LOUISVILLE, Ky. (BP) – A free e-book, “Porn and the Pastor: The Life and Death Consequences of Addiction in Ministry,” has been published jointly by Southern Equip, a resource center for pastors from Southern Baptist Theological Seminary, and The Gospel Coalition, a fellowship of churches in the Reformed tradition.
The e-book, edited by C. Jeffery Robinson and Garrett Kell, is available as a download at The Gospel Coalition website, thegospelcoalition.org.
According to a 2016 study by the Barna Group, 14 percent of pastors admitted they currently struggle with pornography; 57 percent said they have struggled with porn in the past; and 5 percent of pastors reported they were currently addicted.
The book addresses this widespread problem by first addressing pornography use as a sin problem, then developing strategies for fighting the sin and cultivating accountability.
“As porn use has risen in the church and has infiltrated the lives of church leaders, an entire host of questions has arisen regarding the care for those who have fallen, alongside questions as to how best to protect the purity of local churches,” Robinson and Kell write in the introduction. “Like a deadly rattlesnake, porn is not an issue to be trifled with, and it must be confronted intentionally, vigorously and perennially among the people of God.”
The book features 11 chapters written by an array of evangelical voices curated from Southern Equip and TGC. Kell contributes a headline chapter, titled “I was a porn-addicted pastor,” in which he tells his own story as a pastor in his mid-20s in the throes of pornography addiction.
Kell’s story also was featured in a video message at the Together for the Gospel conference in April. After a painful year-long process of confessing his sin to his church, Kell was restored to ministry. He is now pastor of Del Ray Baptist Church in Alexandria, Va., and an associate council member at The Gospel Coalition. In his chapter, Kell uses his story to call other pastors to repentance and renewal in the midst of hidden sin.
“There’s something freeing about the light, even if it makes you wince because you’ve been in the dark for so long,” Kell writes. “That year God reached into the darkness of my image-protecting hypocrisy, and pulled me into his liberating light. It was through this deliverance that I learned to trust him in ways that had only been theoretical before.”
Boyce College professor Denny Burk contributed a chapter titled, “Pursue God, not pornography,” in which he challenges pastors to take serious steps to deal with such a serious sin. The process of restoration should begin with repentance — both to God and to another believer. This confession should be just the first step in a long process of accountability, Burk writes.

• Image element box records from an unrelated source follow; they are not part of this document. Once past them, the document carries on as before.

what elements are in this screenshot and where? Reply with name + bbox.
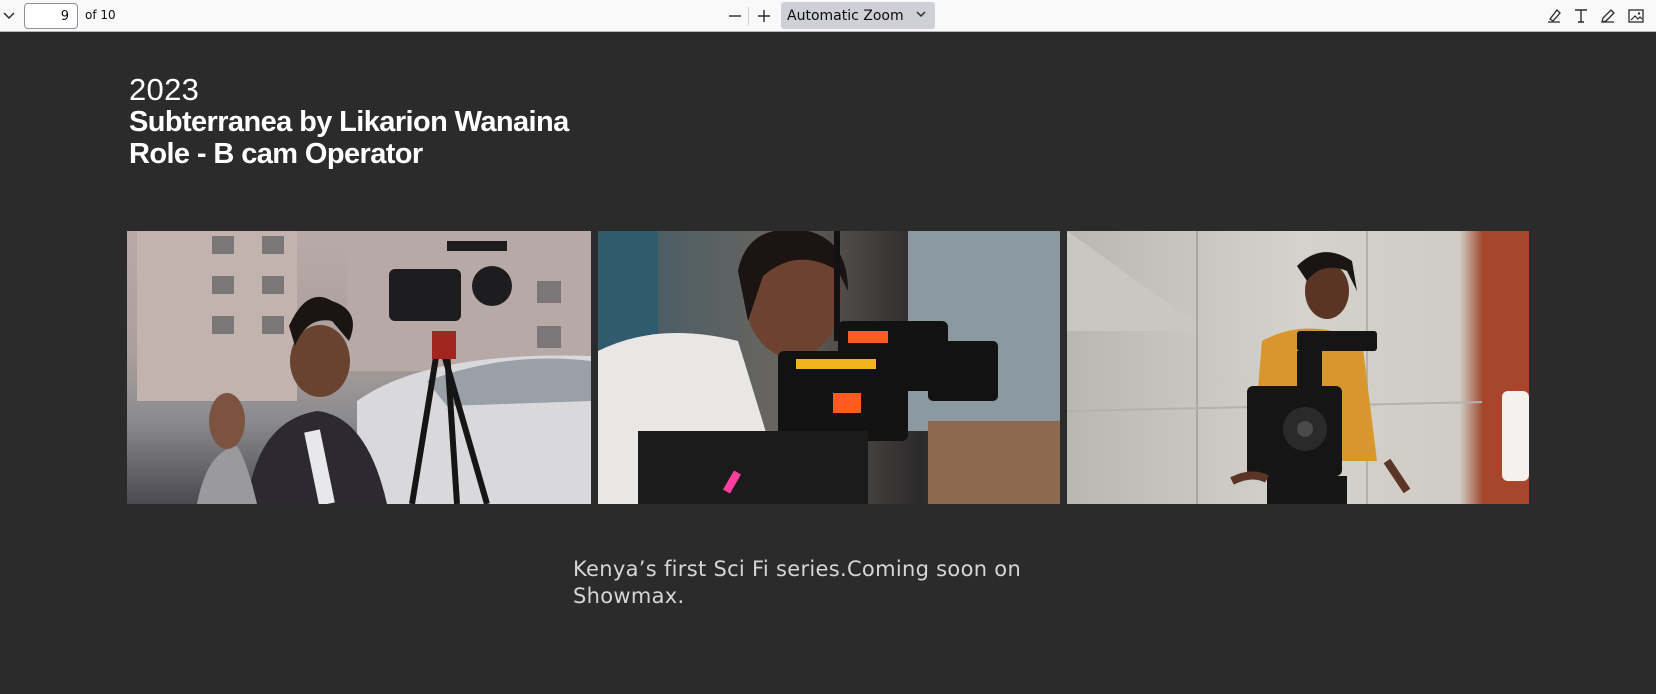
page-count-label: of 10 xyxy=(85,8,116,22)
toolbar-separator xyxy=(748,7,749,25)
chevron-down-icon[interactable] xyxy=(0,6,18,26)
zoom-out-button[interactable] xyxy=(724,6,746,26)
pdf-toolbar: of 10 Automatic Zoom xyxy=(0,0,1656,32)
plus-icon xyxy=(758,10,770,22)
photo-crew-tripod xyxy=(127,231,591,504)
highlighter-icon xyxy=(1548,9,1561,23)
photo-operator-closeup xyxy=(598,231,1060,504)
zoom-select[interactable]: Automatic Zoom xyxy=(781,2,935,29)
text-icon xyxy=(1575,9,1587,23)
draw-tool-button[interactable] xyxy=(1597,6,1619,26)
project-year: 2023 xyxy=(129,72,200,107)
image-tool-button[interactable] xyxy=(1625,6,1647,26)
image-icon xyxy=(1628,9,1644,23)
project-role: Role - B cam Operator xyxy=(129,138,423,170)
project-caption-line1: Kenya’s first Sci Fi series.Coming soon … xyxy=(573,557,1022,581)
zoom-select-value: Automatic Zoom xyxy=(787,7,904,24)
page-number-input[interactable] xyxy=(24,3,78,29)
project-caption-line2: Showmax. xyxy=(573,584,685,608)
chevron-down-icon xyxy=(915,8,927,24)
pen-icon xyxy=(1601,9,1615,23)
text-tool-button[interactable] xyxy=(1570,6,1592,26)
photo-operator-studio xyxy=(1067,231,1529,504)
zoom-in-button[interactable] xyxy=(753,6,775,26)
highlight-tool-button[interactable] xyxy=(1543,6,1565,26)
minus-icon xyxy=(729,15,741,17)
project-title: Subterranea by Likarion Wanaina xyxy=(129,106,569,138)
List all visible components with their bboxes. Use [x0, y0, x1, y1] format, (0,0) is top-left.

“If you’ve got areas in your life that you are intentionally keeping in the dark, you’ve not only got to confess your sin, but you’ve got to attach yourself to people who can help keep you accountable,” Burk notes. “And those people can’t be people who are mired in the same problem you are. They have to be people who have proven faithfulness in this area and can actually pull you forward in constructive ways.”
The book features a chapter by Nikki Daniel, a pastor’s wife in Augusta, Ga., detailing how a porn-addicted pastor’s wife views her husband’s sin (titled “Four revelations about porn from your wife’s perspective”), along with a step-by-step process for pastors when they are struggling with porn use by Deepak Reju, Capitol Hill Baptist Church pastor of biblical counseling and family ministry in Washington, D.C. (“How do I fight this sin?”).
Jared C. Wilson, director of content strategy at Midwestern Baptist Theological Seminary, and Jonathan Leeman, editorial director at 9Marks, each contribute chapters on what churches should remember as they consider restoring a pastor who is entrenched in pornography.